Less inferno than slow burn, Rob Zombie’s retro witch thriller The Lords of Salem has plenty of portent but not much payoff. Likely to disappoint die-hard fans of The Devil’s Rejects and other Zombie atrocities, this milder brew still has ’70s-esque style to spare and sports a likable lead perf by Sheri Moon Zombie as a DJ seemingly spun by Satan’s spawn into the lower depths. Theatrical play will pale beside the pic’s ancillary afterlife, although “Lords” isn’t potent enough to rule in either realm.
With torture porn having been snuffed out many moons ago, Zombie hasn’t picked a bad time to tone himself down. Still, as even PG-rated horror has a duty to deliver on some level, the helmer’s narrative dead end here registers not as a lack of nerve so much as a lack of imagination.
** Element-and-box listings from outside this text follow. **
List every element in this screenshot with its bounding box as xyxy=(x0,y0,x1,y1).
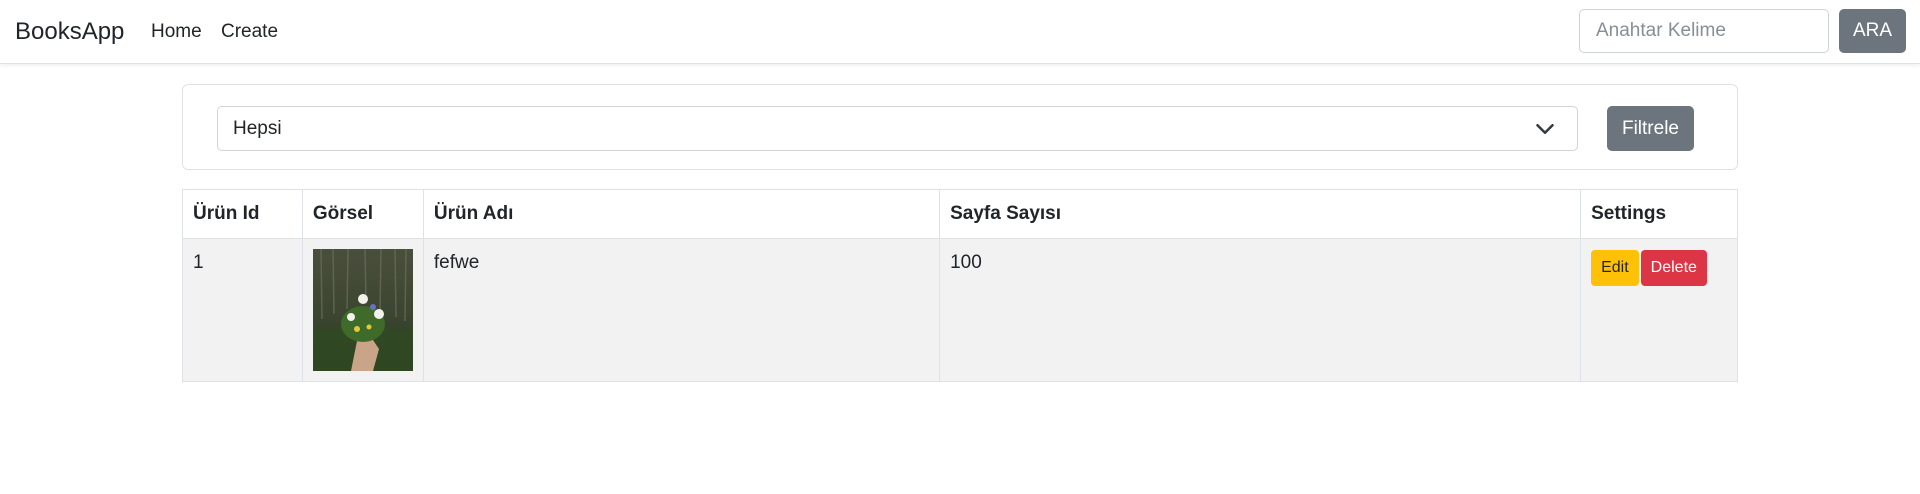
chevron-down-icon xyxy=(1536,124,1554,134)
filter-card: Hepsi Filtrele xyxy=(182,84,1738,170)
nav-home-link[interactable]: Home xyxy=(151,20,202,44)
nav-create-link[interactable]: Create xyxy=(221,20,278,44)
edit-button[interactable]: Edit xyxy=(1591,250,1639,286)
search-button[interactable]: ARA xyxy=(1839,9,1906,53)
header-settings: Settings xyxy=(1580,189,1738,239)
cell-product-name: fefwe xyxy=(422,238,941,382)
cell-page-count: 100 xyxy=(939,238,1582,382)
cell-image xyxy=(301,238,424,382)
filter-button[interactable]: Filtrele xyxy=(1607,106,1694,151)
category-select-value: Hepsi xyxy=(233,118,282,139)
header-page-count: Sayfa Sayısı xyxy=(939,189,1582,239)
category-select[interactable]: Hepsi xyxy=(217,106,1578,151)
search-input[interactable] xyxy=(1579,9,1829,53)
products-table: Ürün Id Görsel Ürün Adı Sayfa Sayısı Set… xyxy=(182,189,1738,382)
header-product-name: Ürün Adı xyxy=(422,189,941,239)
header-product-id: Ürün Id xyxy=(182,189,303,239)
cell-product-id: 1 xyxy=(182,238,303,382)
delete-button[interactable]: Delete xyxy=(1640,250,1707,286)
table-row: 1 fefwe 100 Edit Delete xyxy=(182,238,1738,382)
brand-link[interactable]: BooksApp xyxy=(15,17,124,47)
header-image: Görsel xyxy=(301,189,424,239)
table-header-row: Ürün Id Görsel Ürün Adı Sayfa Sayısı Set… xyxy=(182,189,1738,239)
navbar: BooksApp Home Create ARA xyxy=(0,0,1920,64)
cell-settings: Edit Delete xyxy=(1580,238,1738,382)
product-thumbnail xyxy=(312,249,413,371)
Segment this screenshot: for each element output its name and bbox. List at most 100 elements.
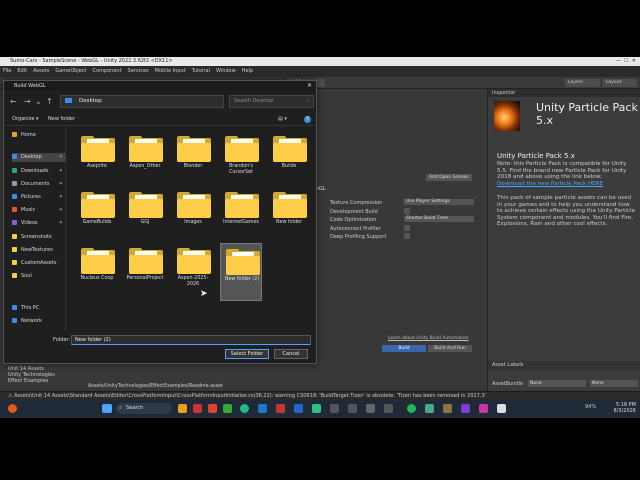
visual-studio-icon[interactable] <box>461 404 470 413</box>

Following a tongue-in-cheek prologue set in the late 1600s and showing a witches’ coven getting burned to a crisp, we arrive in the present day, which for Zombie looks and sounds a helluva lot like 1974. Recovering addict Heidi (Sheri Moon Zombie in blond dreadlocks), who lives in a rundown Boston apartment, and co-host of the latenight “Salem Rocks” show, thinks she sees someone or something moving around the unrented unit down the hall. Then at work, she gets an ancient-looking vinyl platter from a band called the Lords that freaks her out even more.
Full of cacophonous bow-sawing and mumbled incantations, this patently avant-garde long-player goes out over the airwaves and puts even listeners at home in a trance. Several scares later and poor Heidi is back on the crackpipe, making it tough for the viewer to tell whether her subsequent visions of the damned are drug-induced or directed by a force even more malevolent than Zombie. Meanwhile, the exhaustive research of occult scholar Francis Matthais (Bruce Davison) puts him in the company of three middle-aged women (Patricia Quinn, Dee Wallace, Judy Geeson) so antiquatedly hospitable, they could pass as pure evil in some quarters.
All of this builds to Heidi being transported by some means or another to 17th-century Salem but not much farther, as the pic simply poops out around the 90-minute mark, leaving an end-credits sequence where an ending ought to be.
In terms of tech credits, The Lords of Salem has its virtues. A handful of setpieces come on like vintage Ken Russell, with Sheri Moon Zombie, her face painted a ghostly white, looking like a human sacrifice or Marilyn Manson groupie. Brandon Trost’s color-bleached widescreen cinematography is particularly well suited to rendering the heroine’s dingy abode and the city’s autumnal chill. Zombie, having proven himself a connoisseur of gloomy ’60s and ’70s pop rock, here delivers another killer playlist, although his pick of the Velvet Underground’s “Venus in Furs” seems a touch obvious.